Dal 20 al 28 Giugno, nell’ambito del Programma Falcone-Borsellino avrà luogo presso la sede dell’Organizzazione Internazionale Italo-Latino Americana (IILA) il corso di alta formazione “Novas perspectivas sobre a luta contra o crime organizado no contexto europeu e latino-americano”Il corso è stato promosso dalla Escola Nacional de Formação e Aperfeiçoamento de Magistrados (ENFAM)  e dalla Escola Superior do Ministério Público da União (ESMPU) e, attraverso l’Ambasciata del Brasile in Italia, è stata presentata all’IILA la richiesta di gestione dell’evento.

L’attività in questione rappresenta la prima, rilevantissima partecipazione brasiliana ad una iniziativa IILA di formazione in ambito giuridico, coinvolgendo 18 giudici federali e 17 membri della Procura Federale del Brasile.

Il corso,  che ha ad oggetto un’analisi comparativa tra la legislazione italiana e brasiliana in materia di contrasto al crimine organizzato e alla corruzione, si inserisce perfettamente tra le finalità del Programma Falcone-Borsellino e ne consolida la metodologia che si struttura intorno a quattro componenti specifiche, tra cui quella della formazione professionale, la cosiddetta Capacity Building.

Merita inoltre sottolineare che l’evento rappresenta anche un’occasione di scambio di esperienze e di best practices tra i magistrati italiani e brasiliani in materia di contrasto al crimine organizzato e alla corruzione.

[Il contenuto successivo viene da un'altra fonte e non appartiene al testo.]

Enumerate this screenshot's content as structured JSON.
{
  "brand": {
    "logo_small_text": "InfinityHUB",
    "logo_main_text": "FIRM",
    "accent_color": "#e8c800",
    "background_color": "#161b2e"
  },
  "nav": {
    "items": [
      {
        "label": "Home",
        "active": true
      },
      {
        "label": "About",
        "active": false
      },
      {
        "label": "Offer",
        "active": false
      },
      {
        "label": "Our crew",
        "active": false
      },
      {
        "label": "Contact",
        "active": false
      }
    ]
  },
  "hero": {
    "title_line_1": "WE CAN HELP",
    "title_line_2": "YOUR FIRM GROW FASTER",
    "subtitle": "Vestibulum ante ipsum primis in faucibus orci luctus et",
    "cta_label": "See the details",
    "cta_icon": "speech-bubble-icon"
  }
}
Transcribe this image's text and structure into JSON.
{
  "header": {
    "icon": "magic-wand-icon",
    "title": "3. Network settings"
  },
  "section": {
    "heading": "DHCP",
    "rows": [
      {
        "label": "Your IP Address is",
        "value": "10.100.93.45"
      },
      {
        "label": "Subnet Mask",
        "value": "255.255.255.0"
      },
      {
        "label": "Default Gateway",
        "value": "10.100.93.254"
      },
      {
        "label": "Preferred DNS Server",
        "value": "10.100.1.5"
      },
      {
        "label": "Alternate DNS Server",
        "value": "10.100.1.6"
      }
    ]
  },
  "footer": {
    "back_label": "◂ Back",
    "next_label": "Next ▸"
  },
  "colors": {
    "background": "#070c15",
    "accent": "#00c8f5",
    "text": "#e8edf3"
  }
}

Le lezioni frontali coinvolgono le più autorevoli figure di expertise italiana del Programma Falcone-Borsellino, tra cui Barbara Sargenti, Francesco Menditto,  Henry John Woodcock, il Coordinatore esecutivo del Programma, Nicola Russo, Marco Del Gaudio,  Michele Fini, Paolo Ielo,  Raffaele Cantone e Roberto Tartaglia.

A coronamento dell’evento,  durante il giorno di chiusura, il 28 giugno, è inoltre prevista la partecipazione di Vladimiro Zagrebelskygià  giudice della Corte europea dei diritti dell’uomo dal 2001 al 2010.